Europe’s clearing houses and stock exchanges have urged EU lawmakers not to introduce a dual‑layer supervisory system under the European Commission’s new Market Integration and Supervision Package (MISP) reforms reforms, warning that doing so would slow decision‑making and damage the bloc’s competitiveness.
In a joint statement, the European Association of CCP Clearing Houses (EACH) and the Federation of European Securities Exchanges (FESE) said entities designated for direct oversight should be supervised “directly and only” by ESMA. They rejected any model that shares powers between ESMA and national regulators, arguing it would “create a complex supervisory system that increases the amount of involved supervisors, thereby slowing down regulatory decisions while increasing costs.”

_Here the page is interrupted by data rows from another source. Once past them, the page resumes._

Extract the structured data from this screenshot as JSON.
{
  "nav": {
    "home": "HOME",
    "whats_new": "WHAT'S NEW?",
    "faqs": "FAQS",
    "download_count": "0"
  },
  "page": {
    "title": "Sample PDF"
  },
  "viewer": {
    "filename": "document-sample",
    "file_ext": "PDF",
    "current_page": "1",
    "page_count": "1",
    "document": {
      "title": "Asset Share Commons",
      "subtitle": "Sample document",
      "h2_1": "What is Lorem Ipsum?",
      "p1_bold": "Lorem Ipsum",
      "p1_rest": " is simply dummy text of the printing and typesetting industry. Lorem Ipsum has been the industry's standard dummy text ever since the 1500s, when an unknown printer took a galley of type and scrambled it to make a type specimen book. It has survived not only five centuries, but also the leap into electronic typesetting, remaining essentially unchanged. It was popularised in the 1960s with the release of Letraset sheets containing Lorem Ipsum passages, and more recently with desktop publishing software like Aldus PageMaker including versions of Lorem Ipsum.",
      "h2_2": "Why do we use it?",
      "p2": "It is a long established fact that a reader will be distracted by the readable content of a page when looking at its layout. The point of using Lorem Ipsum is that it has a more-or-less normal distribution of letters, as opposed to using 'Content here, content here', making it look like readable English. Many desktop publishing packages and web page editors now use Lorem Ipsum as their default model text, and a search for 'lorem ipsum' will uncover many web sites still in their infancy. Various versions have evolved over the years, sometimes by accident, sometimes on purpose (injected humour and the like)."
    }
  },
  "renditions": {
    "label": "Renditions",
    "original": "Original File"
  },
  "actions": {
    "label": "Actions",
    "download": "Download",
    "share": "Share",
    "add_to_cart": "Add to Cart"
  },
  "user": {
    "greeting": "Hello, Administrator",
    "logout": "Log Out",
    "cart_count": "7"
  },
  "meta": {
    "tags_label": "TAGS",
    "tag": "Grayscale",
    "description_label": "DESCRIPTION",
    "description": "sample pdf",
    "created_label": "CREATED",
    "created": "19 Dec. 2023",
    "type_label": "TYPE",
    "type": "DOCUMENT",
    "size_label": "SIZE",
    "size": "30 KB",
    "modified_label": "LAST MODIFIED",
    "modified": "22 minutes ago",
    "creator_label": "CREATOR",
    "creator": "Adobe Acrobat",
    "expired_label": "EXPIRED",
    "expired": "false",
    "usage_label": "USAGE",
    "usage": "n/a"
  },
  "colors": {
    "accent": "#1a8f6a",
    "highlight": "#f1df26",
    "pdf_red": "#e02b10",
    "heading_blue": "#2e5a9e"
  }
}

The groups also cautioned against proposals resembling a single resolution fund for central counterparties, stressing that CCPs are fundamentally different from banks. They pointed to the EU’s existing EMIR default waterfall and the bloc’s recovery and resolution regime, noting that CCPs already hold prefunded resources designed to absorb extreme losses without taxpayer support. “The prefunded CCP default fund already mutualizes potential losses,” the statement said.
EACH and FESE called for a “smooth and short” transition to any new supervisory framework and warned against temporary hybrid structures that could add further complexity.
Their intervention marks the first significant industry pushback to the EU’s attempt to streamline financial‑services oversight and strengthen Europe’s market infrastructure — a flagship initiative aimed at keeping the bloc competitive amid rapid global innovation.